Well, that guy helped. He grinned, laughed, smirked and basically had a great time because of the white guy looking stupid. He took care of my car, told me to take as long as I liked, and gave me directions.
When I came back, he took one look at me, grinned, and said, “Hold on. I get your car for you.” He gave me more directions, laughed like a hyena when I told him that no, I couldn’t make a U turn through three lanes of city traffic, we joked together and actually spent 20 minutes chatting away. He even waved when I drove off.

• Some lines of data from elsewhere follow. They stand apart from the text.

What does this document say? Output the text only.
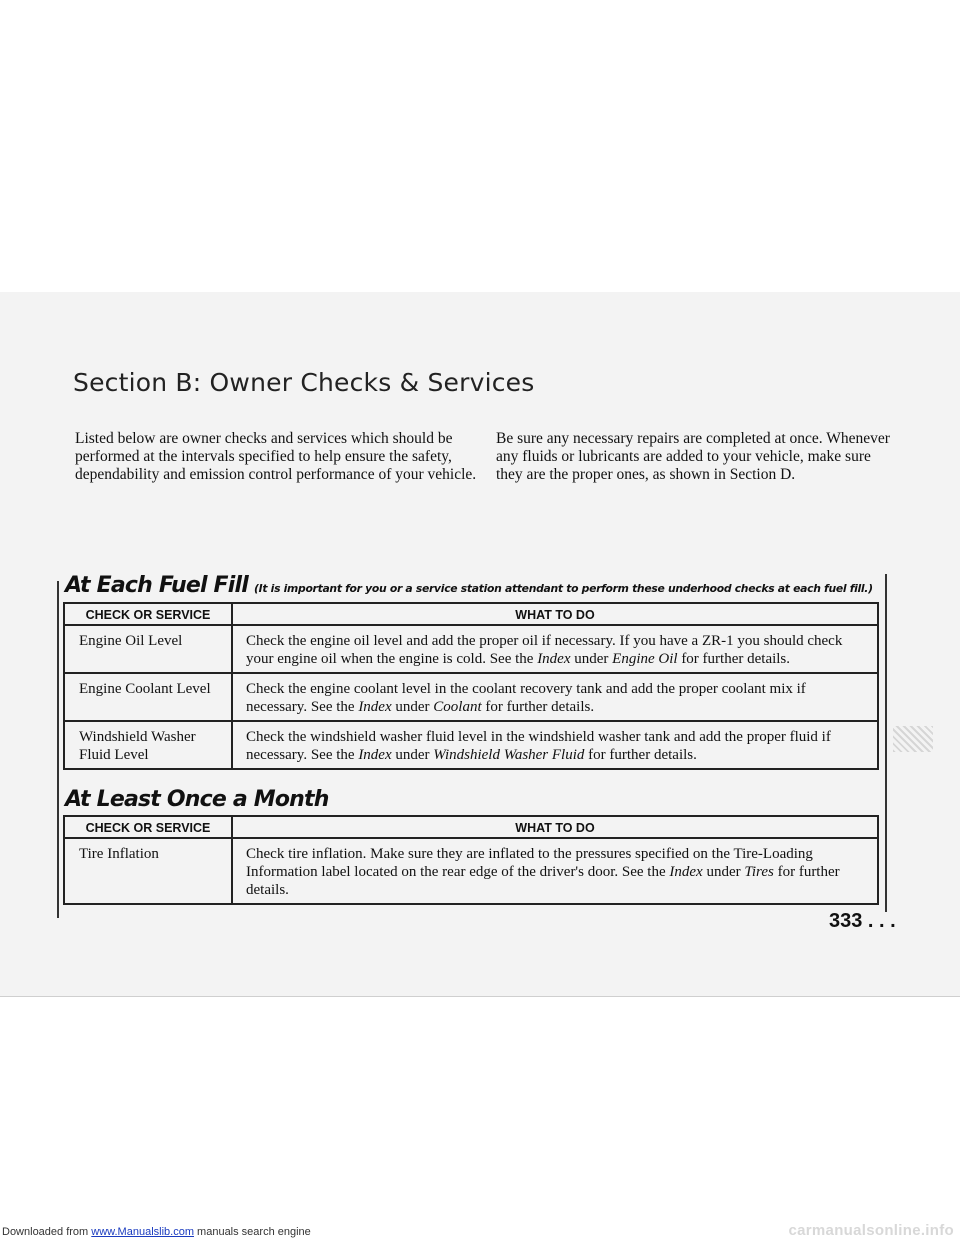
Section B: Owner Checks & Services

Listed below are owner checks and services which should be performed at the intervals specified to help ensure the safety, dependability and emission control performance of your vehicle.

Be sure any necessary repairs are completed at once. Whenever any fluids or lubricants are added to your vehicle, make sure they are the proper ones, as shown in Section D.

At Each Fuel Fill (It is important for you or a service station attendant to perform these underhood checks at each fuel fill.)
CHECK OR SERVICE	WHAT TO DO
Engine Oil Level	Check the engine oil level and add the proper oil if necessary. If you have a ZR-1 you should check your engine oil when the engine is cold. See the Index under Engine Oil for further details.
Engine Coolant Level	Check the engine coolant level in the coolant recovery tank and add the proper coolant mix if necessary. See the Index under Coolant for further details.
Windshield Washer Fluid Level	Check the windshield washer fluid level in the windshield washer tank and add the proper fluid if necessary. See the Index under Windshield Washer Fluid for further details.
At Least Once a Month
CHECK OR SERVICE	WHAT TO DO
Tire Inflation	Check tire inflation. Make sure they are inflated to the pressures specified on the Tire-Loading Information label located on the rear edge of the driver's door. See the Index under Tires for further details.
333 . . .
Downloaded from www.Manualslib.com manuals search engine	carmanualsonline.info
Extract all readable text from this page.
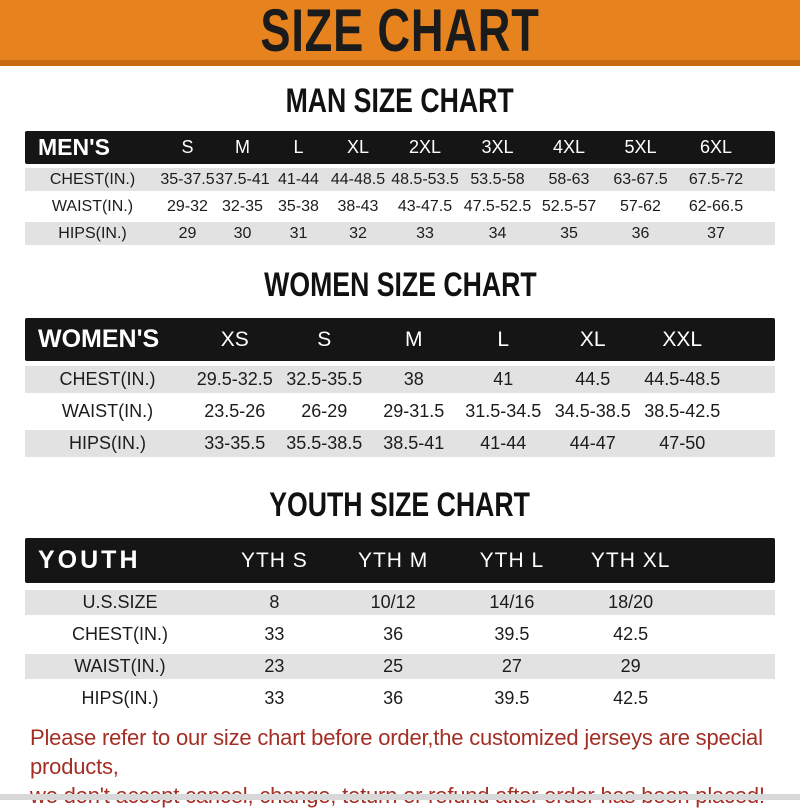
SIZE CHART
MAN SIZE CHART
MEN'S	S	M	L	XL	2XL	3XL	4XL	5XL	6XL
CHEST(IN.)	35-37.5 37.5-41 41-44 44-48.5 48.5-53.5 53.5-58	58-63	63-67.5	67.5-72
WAIST(IN.)	29-32 32-35 35-38	38-43	43-47.5 47.5-52.5 52.5-57	57-62	62-66.5
HIPS(IN.)	29	30	31	32	33	34	35	36	37
WOMEN SIZE CHART
WOMEN'S	XS	S	M	L	XL	XXL
CHEST(IN.)	29.5-32.5 32.5-35.5	38	41	44.5	44.5-48.5
WAIST(IN.)	23.5-26	26-29	29-31.5	31.5-34.5 34.5-38.5 38.5-42.5
HIPS(IN.)	33-35.5	35.5-38.5	38.5-41	41-44	44-47	47-50
YOUTH SIZE CHART
YOUTH	YTH S	YTH M	YTH L	YTH XL
U.S.SIZE	8	10/12	14/16	18/20
CHEST(IN.)	33	36	39.5	42.5
WAIST(IN.)	23	25	27	29
HIPS(IN.)	33	36	39.5	42.5
Please refer to our size chart before order,the customized jerseys are special products,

Now that was service, just because he made me feel like a buddy and not a fool.
28 March 2008, 7:48 pm
James,
Exactly.
Number one reason customers never come back: You make them feel like an idiot.
The worst for me: Computer stores and auto parts places. I am a very intelligent person who has owned at least one of each for my entire adult life, yet folks in those places have to tear you down to feel big.
I love your parking lot guy: making you feel big, he gets to feel big too. That’s the way it ought to work. That’s good business and good karma. It doesn’t get any better!
Your being humble about it allowed him to treat you well, too. They get jerks all day in those places.